Abstract for Online Program Book (maximum 150 words)

This paper highlights the mystical hermeneutic of Elliot Wolfson as a methodological bridge between the neuroscientific and textual study of mysticism by emphasizing the role of affect within mystical experiences and their textual analysis. Therapeutic and cognitive science of mystical states of consciousness have rightfully recentered the importance of affect within mysticism, an emphasis that has been lacking in the scholarly history of constructivism and perennialism.

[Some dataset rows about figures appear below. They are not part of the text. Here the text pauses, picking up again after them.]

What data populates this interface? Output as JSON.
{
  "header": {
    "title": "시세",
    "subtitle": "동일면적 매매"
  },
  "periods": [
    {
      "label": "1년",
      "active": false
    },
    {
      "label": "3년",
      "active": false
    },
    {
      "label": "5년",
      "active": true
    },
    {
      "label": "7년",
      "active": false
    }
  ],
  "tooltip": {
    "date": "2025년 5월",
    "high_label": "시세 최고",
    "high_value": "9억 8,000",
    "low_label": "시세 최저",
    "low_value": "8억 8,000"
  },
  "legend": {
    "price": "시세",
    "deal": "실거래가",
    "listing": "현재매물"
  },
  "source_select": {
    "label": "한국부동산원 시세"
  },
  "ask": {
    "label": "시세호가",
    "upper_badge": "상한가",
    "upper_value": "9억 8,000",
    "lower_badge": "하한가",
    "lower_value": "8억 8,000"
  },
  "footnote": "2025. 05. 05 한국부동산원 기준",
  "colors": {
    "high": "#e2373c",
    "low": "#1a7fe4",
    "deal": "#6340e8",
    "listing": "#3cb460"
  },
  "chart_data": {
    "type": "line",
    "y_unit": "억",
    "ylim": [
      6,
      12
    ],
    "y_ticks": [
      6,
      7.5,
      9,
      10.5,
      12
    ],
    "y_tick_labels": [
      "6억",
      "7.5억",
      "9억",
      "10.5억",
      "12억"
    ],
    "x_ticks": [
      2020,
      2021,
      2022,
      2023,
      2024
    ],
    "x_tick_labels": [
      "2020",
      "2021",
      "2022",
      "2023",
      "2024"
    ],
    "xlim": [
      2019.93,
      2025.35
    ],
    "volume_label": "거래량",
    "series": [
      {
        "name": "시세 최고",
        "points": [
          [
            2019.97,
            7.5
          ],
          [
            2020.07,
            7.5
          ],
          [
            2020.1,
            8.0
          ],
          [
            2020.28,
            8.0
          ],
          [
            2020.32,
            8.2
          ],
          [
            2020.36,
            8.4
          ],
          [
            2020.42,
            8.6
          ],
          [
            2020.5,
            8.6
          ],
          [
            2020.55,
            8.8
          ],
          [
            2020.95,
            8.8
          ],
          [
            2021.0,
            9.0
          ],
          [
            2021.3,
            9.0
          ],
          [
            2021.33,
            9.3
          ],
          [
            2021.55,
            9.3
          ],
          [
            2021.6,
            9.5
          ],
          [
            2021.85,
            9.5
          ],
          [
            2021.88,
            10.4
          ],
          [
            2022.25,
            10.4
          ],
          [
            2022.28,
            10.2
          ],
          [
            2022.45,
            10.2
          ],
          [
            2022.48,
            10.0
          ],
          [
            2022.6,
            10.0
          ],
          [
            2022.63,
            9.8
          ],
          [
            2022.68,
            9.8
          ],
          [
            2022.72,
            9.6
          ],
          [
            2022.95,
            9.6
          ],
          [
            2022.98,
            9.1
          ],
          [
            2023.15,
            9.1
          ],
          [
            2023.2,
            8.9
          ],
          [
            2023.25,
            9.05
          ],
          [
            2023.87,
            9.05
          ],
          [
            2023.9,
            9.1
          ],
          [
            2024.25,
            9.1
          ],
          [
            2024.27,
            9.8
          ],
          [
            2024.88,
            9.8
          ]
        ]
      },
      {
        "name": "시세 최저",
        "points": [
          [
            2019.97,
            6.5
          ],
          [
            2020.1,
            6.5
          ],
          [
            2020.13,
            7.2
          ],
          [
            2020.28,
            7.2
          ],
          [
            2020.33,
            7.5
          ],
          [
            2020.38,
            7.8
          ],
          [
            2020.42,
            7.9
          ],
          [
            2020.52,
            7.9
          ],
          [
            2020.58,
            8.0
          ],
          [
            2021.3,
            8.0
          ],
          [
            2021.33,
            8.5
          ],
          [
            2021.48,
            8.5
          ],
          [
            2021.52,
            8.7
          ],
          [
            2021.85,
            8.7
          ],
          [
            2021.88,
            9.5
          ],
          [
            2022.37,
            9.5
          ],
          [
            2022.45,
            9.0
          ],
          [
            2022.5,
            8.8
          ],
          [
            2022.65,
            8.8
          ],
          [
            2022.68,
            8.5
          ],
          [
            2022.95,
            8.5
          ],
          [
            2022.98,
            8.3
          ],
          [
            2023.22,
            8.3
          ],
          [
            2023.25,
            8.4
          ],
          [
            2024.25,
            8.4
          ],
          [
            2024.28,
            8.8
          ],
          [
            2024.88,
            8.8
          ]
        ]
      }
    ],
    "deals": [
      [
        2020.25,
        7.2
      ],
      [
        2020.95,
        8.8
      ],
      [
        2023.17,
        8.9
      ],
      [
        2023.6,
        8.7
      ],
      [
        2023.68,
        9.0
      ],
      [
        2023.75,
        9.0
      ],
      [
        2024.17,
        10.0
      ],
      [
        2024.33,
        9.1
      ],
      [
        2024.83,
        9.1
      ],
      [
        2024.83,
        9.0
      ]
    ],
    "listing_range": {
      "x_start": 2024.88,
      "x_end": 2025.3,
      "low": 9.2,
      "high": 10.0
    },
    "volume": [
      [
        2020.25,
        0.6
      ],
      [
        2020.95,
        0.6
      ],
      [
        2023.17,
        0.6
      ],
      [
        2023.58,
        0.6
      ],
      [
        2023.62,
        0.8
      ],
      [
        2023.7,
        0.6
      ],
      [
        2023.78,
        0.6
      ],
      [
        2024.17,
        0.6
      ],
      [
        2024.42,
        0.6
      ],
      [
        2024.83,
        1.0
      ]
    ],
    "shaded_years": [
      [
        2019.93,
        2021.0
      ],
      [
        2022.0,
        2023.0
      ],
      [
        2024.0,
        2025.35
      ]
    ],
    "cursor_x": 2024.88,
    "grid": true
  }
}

By setting in conversation Jeffrey Kripal’s *Roads of Excess, Palaces of Wisdom* with the modern therapeutic model, this paper explores how Wolfson’s work demonstrates the necessity of scholarly self-reflexivity and empathetic engagement with the text for a phenomenology of mysticism to be illuminated. While these texts may report memory and reflect culture, they invoke affect, and it is the responsibility of the scholar to adopt a methodology that uncovers the affective states embedded within the text.